Your two equations are equivalent, and are both versions of the quantum YBE. (The question from the comments does a good job of answering your classical versus quantum question.)
Write the first as
$$
(c \otimes id)(id \otimes c)(c \otimes id) = (id \otimes c)(c \otimes id)(c \otimes id)
$$
and the second as
$$
R_{12}R_{13}R_{23} = R_{23}R_{13}R_{12}.
$$
Let $\tau : V \otimes V \to V \otimes V$ be the permutation map $\tau(v_1 \otimes v_2) = v_2 \otimes v_1$.
Then a solution $R$ to the second gives a solution $c = \tau R$ to the first, and vice-versa.
Whether or not to include the permutation in the definition of $R$-matrix is just a convention.
In the quantum groups literature, $V$ is a module for a quasitriangular Hopf algebra $H$ and $R$ can be given by the action of the universal $R$-matrix $\mathcal{R} \in H \otimes H$. Since $\tau$ will not be given by the action of something in $H \otimes H$, it's natural to leave it out.

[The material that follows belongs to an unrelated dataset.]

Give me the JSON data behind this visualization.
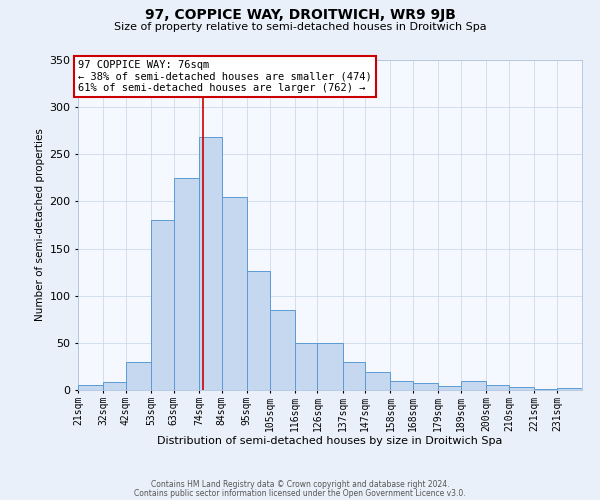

(I think the YBE for $R$ is also more natural in the spin chain context, but I know less about that.)
However, in quantum topology we focus more on $c = \tau R$ (because it gives braid group representations) and less on $R$, so some authors eliminate the distinction and call $c$ an $R$-matrix. I prefer to call $c$ a braiding and $R$ an $R$-matrix, but this convention is not universal.